México tiene margen para actuar, pero la ventana de oportunidad se está cerrando rápidamente. No podemos esperar a que haya un consenso global ni depender de soluciones externas. Es fundamental que el país adopte políticas ambiciosas, que aproveche su potencial en energías renovables y que transforme su modelo de toma de decisiones, garantizando que el crecimiento económico no comprometa su propio futuro. El cambio climático ya es una realidad y está redefiniendo las reglas del desarrollo. Ignorarlo sería, en términos económicos, la peor decisión posible.

 

Roberto Durán Fernández

Profesor e investigador académico en el Tecnológico de Monterrey y en el Instituto Baker para la Política Pública

 

1 Stern, N. The Economics of Climate Change: The Stern Review, Cambridge University Press, 2007.

2 Peters, B. G. “What is so wicked about wicked problems? A conceptual analysis and a research program”, Policy and Society, 36(3), 2017, pp. 385-396.
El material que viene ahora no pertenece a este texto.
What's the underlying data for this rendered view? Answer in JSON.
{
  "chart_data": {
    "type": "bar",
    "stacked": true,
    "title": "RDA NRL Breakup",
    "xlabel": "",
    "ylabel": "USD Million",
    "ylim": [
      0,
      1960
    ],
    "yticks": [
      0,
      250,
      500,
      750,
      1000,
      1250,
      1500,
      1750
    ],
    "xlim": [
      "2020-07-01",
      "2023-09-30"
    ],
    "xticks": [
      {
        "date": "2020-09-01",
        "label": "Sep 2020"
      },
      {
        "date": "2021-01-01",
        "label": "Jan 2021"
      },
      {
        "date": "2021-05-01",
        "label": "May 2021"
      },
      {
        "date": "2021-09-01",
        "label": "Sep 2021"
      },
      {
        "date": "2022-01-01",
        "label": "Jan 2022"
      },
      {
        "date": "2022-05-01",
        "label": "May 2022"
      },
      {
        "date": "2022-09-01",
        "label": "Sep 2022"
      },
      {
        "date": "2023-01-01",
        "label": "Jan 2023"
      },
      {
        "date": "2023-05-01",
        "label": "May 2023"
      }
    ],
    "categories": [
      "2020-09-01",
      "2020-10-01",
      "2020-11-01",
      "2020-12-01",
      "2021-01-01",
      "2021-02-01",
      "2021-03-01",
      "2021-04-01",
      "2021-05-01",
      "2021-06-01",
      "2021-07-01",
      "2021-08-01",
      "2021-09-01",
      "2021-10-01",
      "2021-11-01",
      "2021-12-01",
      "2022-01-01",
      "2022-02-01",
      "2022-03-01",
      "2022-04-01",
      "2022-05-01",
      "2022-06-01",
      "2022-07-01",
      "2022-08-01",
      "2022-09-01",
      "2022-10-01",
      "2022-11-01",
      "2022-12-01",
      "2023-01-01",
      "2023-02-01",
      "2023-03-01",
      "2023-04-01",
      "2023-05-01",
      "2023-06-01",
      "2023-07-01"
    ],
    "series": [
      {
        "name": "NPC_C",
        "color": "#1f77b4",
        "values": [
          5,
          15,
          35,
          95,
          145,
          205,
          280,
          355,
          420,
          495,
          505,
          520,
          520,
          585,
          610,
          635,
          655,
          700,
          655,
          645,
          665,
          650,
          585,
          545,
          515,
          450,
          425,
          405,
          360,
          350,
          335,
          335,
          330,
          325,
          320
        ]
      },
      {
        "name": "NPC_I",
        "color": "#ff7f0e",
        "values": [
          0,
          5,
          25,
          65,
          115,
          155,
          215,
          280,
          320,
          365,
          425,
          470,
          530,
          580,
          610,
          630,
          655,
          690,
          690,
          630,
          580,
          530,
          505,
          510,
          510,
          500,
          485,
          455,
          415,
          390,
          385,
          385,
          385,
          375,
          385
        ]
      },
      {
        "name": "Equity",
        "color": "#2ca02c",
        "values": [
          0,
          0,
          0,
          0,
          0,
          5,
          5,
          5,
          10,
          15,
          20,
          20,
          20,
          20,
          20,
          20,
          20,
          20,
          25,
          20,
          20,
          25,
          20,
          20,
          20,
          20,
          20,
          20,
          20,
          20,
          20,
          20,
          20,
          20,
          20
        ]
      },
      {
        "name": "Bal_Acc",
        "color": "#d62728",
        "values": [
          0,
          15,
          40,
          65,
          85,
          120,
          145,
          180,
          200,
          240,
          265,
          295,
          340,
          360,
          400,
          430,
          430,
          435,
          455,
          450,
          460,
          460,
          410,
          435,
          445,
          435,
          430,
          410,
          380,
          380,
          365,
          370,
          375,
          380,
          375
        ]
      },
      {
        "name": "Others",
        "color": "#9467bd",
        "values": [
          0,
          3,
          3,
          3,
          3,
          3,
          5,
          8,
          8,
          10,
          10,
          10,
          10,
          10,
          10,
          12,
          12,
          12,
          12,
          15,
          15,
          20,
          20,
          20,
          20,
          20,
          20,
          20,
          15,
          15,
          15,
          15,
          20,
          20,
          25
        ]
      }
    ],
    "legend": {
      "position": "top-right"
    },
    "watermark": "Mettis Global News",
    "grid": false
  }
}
3 Chin, M. “What are global public goods?”, F&D Finance & Development Magazine IMF, 2021, https://www.imf.org/en/Publications/fandd/issues/2021/12/Global-Public-Goods-Chin-basics

4 Durán Fernández, R. “North America’s Geopolitical and Economic Playbook Under Trump’s Second Term”, 2025, https://www.bakerinstitute.org/sites/default/files/2025-01/20250116-Trump%2047-WP.pdf

5 Perevochtchikova, M. “La evaluación del impacto ambiental y la importancia de los indicadores ambientales”, Gestión y política pública, 22(2), 2013, pp. 283-312.